How would I describe the ‘way it is’ at Capital? The words I would use are dynamic, fast-paced, innovative, ambitious, caring and fun. As a family-owned business, there’s a real sense of care for our people and that’s seen not only in the many colleagues who’ve stayed with us for a decade or longer but also more recently in the few who have left to explore different careers and returned to us within a year or so.
We focus on high levels of communication through monthly staff updates from the executive to the troops so that everyone knows where we’re going, how we’re getting on and the role that our colleagues play in getting us there. At times we challenge the teams to push the bar even higher or make sense of where things didn’t quite go to plan. I emphasise to my senior team to always ‘deal in truth’ in order to get to the real detail of any issues and make sure we’re dealing with the core of a problem and not the noise that surrounds it.
We invest heavily in video-conferencing facilities so that it’s easy for our colleagues to communicate ‘face to face’ with each other in the Douglas, Castletown, Cape Town or Johannesburg offices. More and more of our meetings with clients are now taking place on Skype or FaceTime or through Microsoft Teams, thereby saving time, money and the environment by avoiding unnecessary flights.
We engage regularly with our customers and the people that introduce business to us to learn what’s going well and what we can do to improve things. We take intelligent risks, once we’ve weighed up the opportunity, considered the challenges and our ability to deliver. We push our people to develop, to improve, to have more impact, rewarding them well and socialising with them as often as we can.

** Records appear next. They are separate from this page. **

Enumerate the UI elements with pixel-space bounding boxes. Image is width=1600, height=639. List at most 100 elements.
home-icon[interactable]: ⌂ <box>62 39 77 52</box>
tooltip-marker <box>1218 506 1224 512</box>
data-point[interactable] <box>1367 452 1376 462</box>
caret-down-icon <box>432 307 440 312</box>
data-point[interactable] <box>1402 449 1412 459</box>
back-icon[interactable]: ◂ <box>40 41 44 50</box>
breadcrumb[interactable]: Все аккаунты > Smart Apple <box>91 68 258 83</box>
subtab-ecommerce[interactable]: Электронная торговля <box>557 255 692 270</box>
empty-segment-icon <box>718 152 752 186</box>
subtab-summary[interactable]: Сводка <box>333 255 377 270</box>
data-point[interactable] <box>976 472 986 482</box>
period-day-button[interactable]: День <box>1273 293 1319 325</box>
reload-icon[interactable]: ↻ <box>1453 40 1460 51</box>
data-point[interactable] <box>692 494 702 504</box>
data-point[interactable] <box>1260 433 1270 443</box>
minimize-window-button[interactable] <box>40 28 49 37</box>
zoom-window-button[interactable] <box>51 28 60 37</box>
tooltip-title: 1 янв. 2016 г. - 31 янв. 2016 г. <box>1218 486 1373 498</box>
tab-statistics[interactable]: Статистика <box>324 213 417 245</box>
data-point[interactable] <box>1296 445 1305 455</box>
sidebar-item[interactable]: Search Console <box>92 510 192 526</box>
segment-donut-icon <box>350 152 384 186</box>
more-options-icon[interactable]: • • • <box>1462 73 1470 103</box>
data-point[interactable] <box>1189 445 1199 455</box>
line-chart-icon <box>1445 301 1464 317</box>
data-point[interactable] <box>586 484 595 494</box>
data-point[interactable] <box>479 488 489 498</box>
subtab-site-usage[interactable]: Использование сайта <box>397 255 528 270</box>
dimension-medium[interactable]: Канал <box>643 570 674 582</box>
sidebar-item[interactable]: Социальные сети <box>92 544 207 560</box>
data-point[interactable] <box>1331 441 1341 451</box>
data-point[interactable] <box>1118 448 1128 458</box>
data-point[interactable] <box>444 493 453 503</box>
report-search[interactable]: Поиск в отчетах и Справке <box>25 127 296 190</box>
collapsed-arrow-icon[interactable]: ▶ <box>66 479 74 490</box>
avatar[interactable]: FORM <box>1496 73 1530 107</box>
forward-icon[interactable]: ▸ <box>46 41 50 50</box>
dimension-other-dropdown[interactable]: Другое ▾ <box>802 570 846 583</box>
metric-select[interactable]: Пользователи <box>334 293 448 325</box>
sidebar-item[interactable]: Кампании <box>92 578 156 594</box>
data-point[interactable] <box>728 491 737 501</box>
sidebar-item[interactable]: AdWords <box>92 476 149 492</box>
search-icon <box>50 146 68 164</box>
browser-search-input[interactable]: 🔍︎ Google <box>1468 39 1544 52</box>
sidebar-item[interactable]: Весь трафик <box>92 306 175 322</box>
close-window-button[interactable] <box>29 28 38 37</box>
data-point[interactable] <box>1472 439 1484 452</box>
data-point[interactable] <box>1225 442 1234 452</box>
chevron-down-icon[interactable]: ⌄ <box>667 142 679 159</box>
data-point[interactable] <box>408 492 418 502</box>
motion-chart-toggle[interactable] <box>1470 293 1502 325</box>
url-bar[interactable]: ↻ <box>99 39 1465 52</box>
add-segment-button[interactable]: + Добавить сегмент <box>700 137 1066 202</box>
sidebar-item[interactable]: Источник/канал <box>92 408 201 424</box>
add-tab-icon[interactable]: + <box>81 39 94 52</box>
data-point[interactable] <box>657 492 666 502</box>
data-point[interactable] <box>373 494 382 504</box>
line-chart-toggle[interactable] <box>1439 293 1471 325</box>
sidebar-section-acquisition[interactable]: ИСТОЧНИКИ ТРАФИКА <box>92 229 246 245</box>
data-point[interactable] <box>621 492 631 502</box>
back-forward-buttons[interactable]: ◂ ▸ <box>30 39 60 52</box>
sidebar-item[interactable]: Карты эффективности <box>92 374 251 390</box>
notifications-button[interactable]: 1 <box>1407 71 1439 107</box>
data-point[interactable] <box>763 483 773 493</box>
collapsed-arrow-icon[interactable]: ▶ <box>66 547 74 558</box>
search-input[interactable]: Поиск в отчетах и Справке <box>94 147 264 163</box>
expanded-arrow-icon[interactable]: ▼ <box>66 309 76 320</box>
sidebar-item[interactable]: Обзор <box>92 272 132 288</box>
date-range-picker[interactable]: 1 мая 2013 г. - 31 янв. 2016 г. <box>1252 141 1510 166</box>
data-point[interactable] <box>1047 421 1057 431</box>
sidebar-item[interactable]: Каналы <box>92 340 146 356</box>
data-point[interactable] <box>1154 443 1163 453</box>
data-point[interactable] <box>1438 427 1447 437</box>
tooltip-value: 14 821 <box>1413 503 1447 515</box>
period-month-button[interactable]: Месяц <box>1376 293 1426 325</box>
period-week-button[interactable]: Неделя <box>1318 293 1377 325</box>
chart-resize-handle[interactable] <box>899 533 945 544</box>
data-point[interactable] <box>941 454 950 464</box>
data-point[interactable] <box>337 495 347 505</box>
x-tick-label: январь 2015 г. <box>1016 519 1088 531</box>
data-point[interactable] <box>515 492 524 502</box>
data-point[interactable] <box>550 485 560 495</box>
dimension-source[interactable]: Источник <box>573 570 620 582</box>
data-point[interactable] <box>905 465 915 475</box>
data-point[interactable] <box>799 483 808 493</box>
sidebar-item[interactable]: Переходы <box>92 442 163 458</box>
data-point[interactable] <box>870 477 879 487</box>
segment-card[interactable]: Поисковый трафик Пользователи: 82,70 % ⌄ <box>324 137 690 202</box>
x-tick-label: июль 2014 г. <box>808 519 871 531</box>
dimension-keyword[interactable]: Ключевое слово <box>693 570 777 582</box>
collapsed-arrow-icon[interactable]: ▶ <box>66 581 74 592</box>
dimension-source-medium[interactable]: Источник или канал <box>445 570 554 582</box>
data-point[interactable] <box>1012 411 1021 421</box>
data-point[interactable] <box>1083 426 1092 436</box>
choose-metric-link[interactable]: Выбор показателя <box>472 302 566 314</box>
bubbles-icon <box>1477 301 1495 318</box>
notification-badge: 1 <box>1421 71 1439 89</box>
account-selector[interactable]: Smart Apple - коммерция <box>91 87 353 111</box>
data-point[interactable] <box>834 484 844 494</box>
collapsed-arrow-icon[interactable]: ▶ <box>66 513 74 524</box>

On the whole, it’s working. We’ve made great strides in the past few years and we’ve got some truly ground-breaking initiatives in the pipeline in the next few months. We’ve attracted great talent to our business, brought in new ideas but never lost sight of who we are, where we’re going or our enduring values of innovation, integrity and excellence.
When times are tough, investment in people and developing culture are often the first things to go. But in a service business, fostering and instilling a strong and positive culture is essential if you want to do anything with your strategy.